Myself

I don't know what attracted me to him at first. Perhaps it was the challenge. After I solved the Millennium Puzzle everyone I met either became my friend or vanished. Even my enemies normally ended up becoming good friends of mine. He was the first one who had been different.

The first time I saw him, I thought he was simply another one of the many people who had showed up to challenge me since I had gained the Puzzle. He was better looking than most of them to be sure, but I simply thought of that as a sort of added perk to being able to work together with my friends to defeat someone. The camaraderie between us was always greatest at times of stress, and I enjoyed being part of the team. It wasn't until later that I discovered I had been wrong – very wrong.

I dreamed about the fight that night, and many nights after, but that was not unusual. My dreams were often about important moments between myself and my friends. What was unusual was that after the first few nights my dreams began to focus on the thief's face as he spoke. His eyes were so wide and bright with what I realized over the course of those nights was suppressed grief and insanity.

After a while the dreams faded, but I still wondered occasionally what it was that had led the thief to attack us. It was nothing personal when he first challenged us, I was sure. When the other me had taken over my body and directed us, however, I had seen such blinding hatred that I was frozen. So the question still remained: what had my darker half done to deserve such enmity, and what had the thief seen to convince himself that it was deserved?

When he appeared the second time I think we were all shocked. The only one who had ever managed to shake off the effects of Yami's 'punishment games' before was Seto Kaiba, and even he hadn't come out of it unscathed. So why had this thief not only survived, but returned to attack us again without warning?

This time Yami should have been completely in charge. He held all the cards and he was the only one who could defend us if we got into trouble. Since I had nothing else that I needed to do, I watched the thief's face. It was obvious from his bearing that Yami was the only one of us he cared about. The rest were all meaningless pawns, not worthy of his attention. While I watched him, I don't think that the thief ever glanced at us with any emotion in his eyes at all. Even when he attacked me he didn't look at me. His full attention never wavered from his opponent.

Yami won, of course, but I simply could not get the thief's face out of my mind. His tenacious persistence worried Yami, but it impressed me, and the total concentration he gave to Yami made me feel… strange. It was frightening, but at the same time, it seemed to me to show that he was an expert at the game. I had seen something of the same look in the faces of the chess champions that I watch on TV.

That was when I first decided to get serious about the game. If he could be that focused on it and on defeating my Yami I wasn't going to let him down by being any less serious. How could I ever look my friends in the eye knowing that I wasn't as good as the thief who had caused us all so much trouble?

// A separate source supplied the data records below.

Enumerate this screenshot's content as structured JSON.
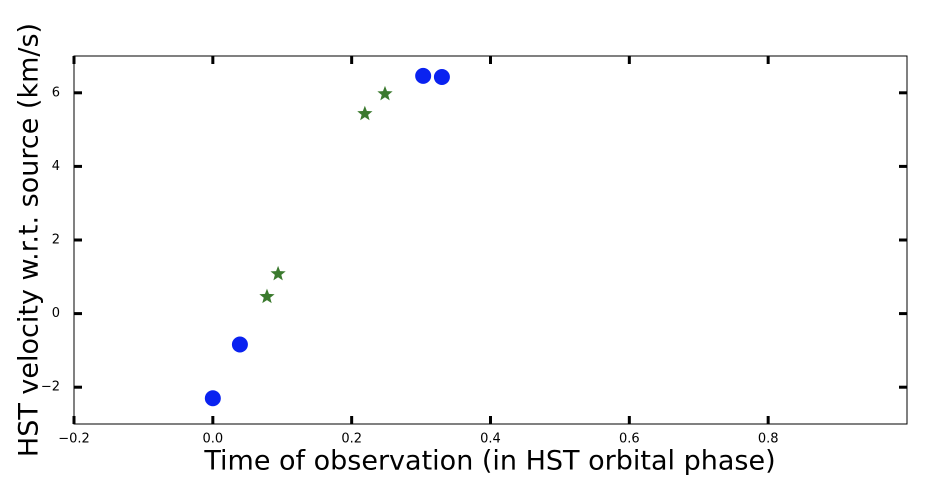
{
  "chart_data": {
    "type": "scatter",
    "x_label": "Time of observation (in HST orbital phase)",
    "y_label": "HST velocity w.r.t. source (km/s)",
    "xlim": [
      -0.2,
      1.0
    ],
    "ylim": [
      -3,
      7
    ],
    "xticks": [
      {
        "value": -0.2,
        "label": "−0.2"
      },
      {
        "value": 0.0,
        "label": "0.0"
      },
      0.2,
      0.4,
      0.6,
      0.8
    ],
    "yticks": [
      {
        "value": -2,
        "label": "−2"
      },
      0,
      2,
      4,
      6
    ],
    "grid": false,
    "series": [
      {
        "color": "#0a22f0",
        "marker": "circle",
        "x": [
          0.0,
          0.039,
          0.303,
          0.33
        ],
        "values": [
          -2.3,
          -0.84,
          6.46,
          6.43
        ]
      },
      {
        "color": "#3b7a2e",
        "marker": "star",
        "x": [
          0.078,
          0.094,
          0.219,
          0.248
        ],
        "values": [
          0.46,
          1.08,
          5.43,
          5.97
        ]
      }
    ]
  }
}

Ryou told me about how he and the others had been about to have their souls sealed by Pegasus when the thief rescued them, and I think that that was when I really fell for him. Knowing that apart from his intent hatred of Yami he actually did feel something for Ryou and was willing to fight to save him made me see him as a friend, and as someone that maybe I would like to be more.

When he fought us on the Battle Ship I saw that same focused concentration, and then the same compassion that had destroyed my inhibitions about an enemy the last time. I had thought that he would do anything to defeat my yami and gain his revenge for whatever deed it was that had made him so angry, but I saw the truth then. When Malik tried to use Ryou as the scapegoat for the game, the thief stopped him, protecting his light. Even though he tried to brush it off as something necessary as his plans, I saw the truth and liked him even better for it.

Malik refused to tell me at first exactly what it was that the thief was doing with Yami no Malik on the ship's deck, but he gave in eventually and explained that he was helping Malik to gain his own freedom. The defiant look on Malik's face showed that he didn't expect me to believe him, but in truth that was what I wanted to hear. The thief had acted with all honor for as long as I had known of him, and I had not wanted my perception of him to be changed, especially as I had realized the truth by then.

He still hasn't noticed me as anything more than a body for my yami, but he will now. Standing in the tomb of my Yami, facing the thief as he holds a duel disk he has summoned out of his own body, I make sure of that. As Anzu quickly scratches Yami's name on the pendant she brought and runs out of there with the others, blocking the way out of the tomb behind me, I swear that, whatever it takes, I will make him see me as myself.